The Company continuously monitors changes in laws, while also evaluating and forecasting the extent to which they can potentially impact the operations of KMG entities.
The Company regularly takes part in working groups to develop and discuss draft laws in various areas of legislation.
The Company continuously monitors judicial and law enforcement practices, and actively applies best practices in resolving legal issues and disputes arising in the course of the Company’s operations.
Pandemic risk (COVID-19)
The COVID-19 situation in Kazakhstan is relatively stable for now, with the infection rates on the decline. However, with the onset of the new season of flu and other acute respiratory viral infections, COVID-19 may overlap with these more conventional diseases leading to fairly severe cases of combined viral infection.
The vaccination rates have also gone down. This erodes the herd immunity and makes infection risks more prominent.
Impact
In February 2022, KMG Group registered one pneumonia-induced fatality.
  1. Permanent monitoring of the epidemiological situation in the KMG group of companies continues, Subsidiaries submit weekly reports on the COVID-19 situation to the KMG Security Control Center (SCC).
  2. Depending on the current epidemiological situation and the zone of epidemiological risk in a particular region, the requirements and recommendations of the current resolutions of the chief state sanitary doctors are implemented in the Corporate Center and Subsidiaries.
  3. Regardless of the virus variant, measures to combat COVID-19 remain the same:
    • preservation of all preventive measures for the non-proliferation of COVID-19;
    • revaccination of the population, including employees of the KMG group in accordance with the revaccination plan;
    • isolation of sick and contact persons;
    • compliance with quarantine measures in accordance with the restrictions adopted and expected to be introduced in the regions of KMG’s presence.

As of December 31, 2022: more than 53.8 thousand employees of the KMG group of companies (82%) of the total number received the vaccine with the first component. Of these, more than 52.9 thousand employees (81%) received a full course of vaccination (both components). 18.9 thousand employees or (29%) in the KMG group were revaccinated.

Risk of terrorism
Acts of terrorism and other violence against the Company’s and contractors’ personnel and assets
Impact
The Company operates in a number of countries where acts of terror and other criminal wrongdoings against the Company’s assets are possible.
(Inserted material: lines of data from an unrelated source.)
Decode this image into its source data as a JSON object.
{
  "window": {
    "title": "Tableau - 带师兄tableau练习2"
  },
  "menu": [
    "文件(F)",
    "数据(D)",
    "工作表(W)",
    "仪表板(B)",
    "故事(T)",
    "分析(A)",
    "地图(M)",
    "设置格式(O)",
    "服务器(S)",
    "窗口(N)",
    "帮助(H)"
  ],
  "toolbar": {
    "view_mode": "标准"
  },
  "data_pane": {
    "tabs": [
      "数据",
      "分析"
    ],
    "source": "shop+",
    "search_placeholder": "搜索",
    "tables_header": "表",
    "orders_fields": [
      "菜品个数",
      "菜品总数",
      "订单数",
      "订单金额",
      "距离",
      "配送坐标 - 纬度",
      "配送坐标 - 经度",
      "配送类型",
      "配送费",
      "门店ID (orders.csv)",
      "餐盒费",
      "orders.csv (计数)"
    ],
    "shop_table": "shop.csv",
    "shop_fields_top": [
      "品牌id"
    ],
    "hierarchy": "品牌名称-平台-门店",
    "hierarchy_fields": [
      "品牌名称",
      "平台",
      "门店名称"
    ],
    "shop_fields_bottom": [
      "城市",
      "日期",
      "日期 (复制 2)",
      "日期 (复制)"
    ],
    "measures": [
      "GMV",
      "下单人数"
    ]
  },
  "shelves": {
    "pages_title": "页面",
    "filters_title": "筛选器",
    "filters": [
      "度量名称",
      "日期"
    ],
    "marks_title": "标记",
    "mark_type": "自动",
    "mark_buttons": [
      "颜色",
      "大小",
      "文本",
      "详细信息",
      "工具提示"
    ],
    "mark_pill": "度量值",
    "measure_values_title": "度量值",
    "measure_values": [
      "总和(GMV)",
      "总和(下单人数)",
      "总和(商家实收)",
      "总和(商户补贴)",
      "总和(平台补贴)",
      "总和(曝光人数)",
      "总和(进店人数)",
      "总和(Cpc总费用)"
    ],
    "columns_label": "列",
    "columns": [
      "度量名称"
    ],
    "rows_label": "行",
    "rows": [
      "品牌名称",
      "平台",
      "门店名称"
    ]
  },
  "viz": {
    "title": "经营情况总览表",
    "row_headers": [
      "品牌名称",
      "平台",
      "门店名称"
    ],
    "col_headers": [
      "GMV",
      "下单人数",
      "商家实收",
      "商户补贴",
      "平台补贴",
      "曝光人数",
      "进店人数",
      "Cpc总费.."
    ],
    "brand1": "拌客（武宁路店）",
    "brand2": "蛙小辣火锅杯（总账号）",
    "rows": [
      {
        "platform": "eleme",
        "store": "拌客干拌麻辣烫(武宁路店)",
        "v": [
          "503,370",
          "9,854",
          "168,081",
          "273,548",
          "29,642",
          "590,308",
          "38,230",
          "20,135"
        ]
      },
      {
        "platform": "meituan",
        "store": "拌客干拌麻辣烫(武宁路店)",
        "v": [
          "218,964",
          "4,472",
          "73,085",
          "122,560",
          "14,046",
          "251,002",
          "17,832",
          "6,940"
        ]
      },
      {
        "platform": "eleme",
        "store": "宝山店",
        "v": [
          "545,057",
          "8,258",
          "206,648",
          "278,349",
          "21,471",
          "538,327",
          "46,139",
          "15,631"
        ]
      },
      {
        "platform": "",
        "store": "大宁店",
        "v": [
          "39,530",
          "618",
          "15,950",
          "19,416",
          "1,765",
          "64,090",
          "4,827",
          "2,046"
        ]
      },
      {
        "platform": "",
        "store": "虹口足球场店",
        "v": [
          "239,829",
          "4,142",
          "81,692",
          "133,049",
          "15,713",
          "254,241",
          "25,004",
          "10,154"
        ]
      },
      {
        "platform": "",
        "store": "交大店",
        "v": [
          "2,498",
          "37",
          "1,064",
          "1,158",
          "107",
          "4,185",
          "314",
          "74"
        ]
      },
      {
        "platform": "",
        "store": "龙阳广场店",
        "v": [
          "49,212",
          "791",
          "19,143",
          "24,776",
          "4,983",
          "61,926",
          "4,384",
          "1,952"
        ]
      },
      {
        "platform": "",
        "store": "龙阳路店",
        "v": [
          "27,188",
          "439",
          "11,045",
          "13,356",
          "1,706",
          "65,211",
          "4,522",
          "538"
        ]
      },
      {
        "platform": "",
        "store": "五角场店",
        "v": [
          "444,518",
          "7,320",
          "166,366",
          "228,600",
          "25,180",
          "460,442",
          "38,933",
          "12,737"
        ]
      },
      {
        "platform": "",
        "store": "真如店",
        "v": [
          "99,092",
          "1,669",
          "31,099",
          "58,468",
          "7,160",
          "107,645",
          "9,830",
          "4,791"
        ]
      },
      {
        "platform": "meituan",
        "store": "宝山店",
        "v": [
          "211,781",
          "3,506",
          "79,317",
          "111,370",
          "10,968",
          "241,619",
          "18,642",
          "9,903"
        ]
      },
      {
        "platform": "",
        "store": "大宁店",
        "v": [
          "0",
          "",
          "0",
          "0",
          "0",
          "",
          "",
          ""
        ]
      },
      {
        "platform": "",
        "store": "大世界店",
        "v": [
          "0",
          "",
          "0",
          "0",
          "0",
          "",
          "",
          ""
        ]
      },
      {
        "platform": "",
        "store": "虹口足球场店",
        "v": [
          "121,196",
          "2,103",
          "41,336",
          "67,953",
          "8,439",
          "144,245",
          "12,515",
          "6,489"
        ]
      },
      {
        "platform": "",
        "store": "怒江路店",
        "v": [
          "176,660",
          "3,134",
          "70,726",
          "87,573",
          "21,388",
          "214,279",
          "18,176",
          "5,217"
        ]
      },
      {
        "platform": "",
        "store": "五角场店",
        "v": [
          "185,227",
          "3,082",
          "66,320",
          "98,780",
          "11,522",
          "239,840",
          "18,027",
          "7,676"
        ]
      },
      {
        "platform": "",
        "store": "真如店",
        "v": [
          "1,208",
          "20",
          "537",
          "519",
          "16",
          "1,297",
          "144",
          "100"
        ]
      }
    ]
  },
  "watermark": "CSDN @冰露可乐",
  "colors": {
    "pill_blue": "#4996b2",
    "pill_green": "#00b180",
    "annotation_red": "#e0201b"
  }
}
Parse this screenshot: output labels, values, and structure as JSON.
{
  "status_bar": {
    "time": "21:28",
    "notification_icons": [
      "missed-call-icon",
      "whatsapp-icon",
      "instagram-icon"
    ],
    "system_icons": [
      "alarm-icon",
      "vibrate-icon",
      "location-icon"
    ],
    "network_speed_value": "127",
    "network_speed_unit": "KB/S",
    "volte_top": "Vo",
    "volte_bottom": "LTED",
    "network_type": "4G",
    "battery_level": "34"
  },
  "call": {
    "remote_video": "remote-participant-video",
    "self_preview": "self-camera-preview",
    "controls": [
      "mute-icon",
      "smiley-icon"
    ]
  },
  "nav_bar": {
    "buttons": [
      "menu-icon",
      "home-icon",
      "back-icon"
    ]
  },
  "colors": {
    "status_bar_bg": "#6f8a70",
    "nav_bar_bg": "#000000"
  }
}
In 2022, there were no events when this risk materialised within KMG Group.
The Company takes a set of preventive measures, including:
  • checking the condition of security equipment, alarm systems, up-to-date status of evacuation plans, current status of exits and evacuation routes;
  • training of security and maintenance personnel in counter-terrorist protection of facilities and personal safety in case of emergencies;
  • physical security checks and counter-terrorist security inspections of facilities at subsidiaries and associates;
  • interacting with law enforcement and special agencies on physical security and counter-terrorist security at facilities;
  • screening of contractor employees authorised to work at the Company’s facilities;
  • training sessions for security, service, and technical personnel in the event of emergencies at facilities;
  • control over the maintenance of video surveillance systems and routine maintenance of ISS, ACS, and boom barriers;
  • testing the emergency response skills of the security personnel;
  • regular updates of the access control and on-site security regulations;
  • issuance of IDs for terror vulnerable facilities in line with legal requirements for countering terrorism.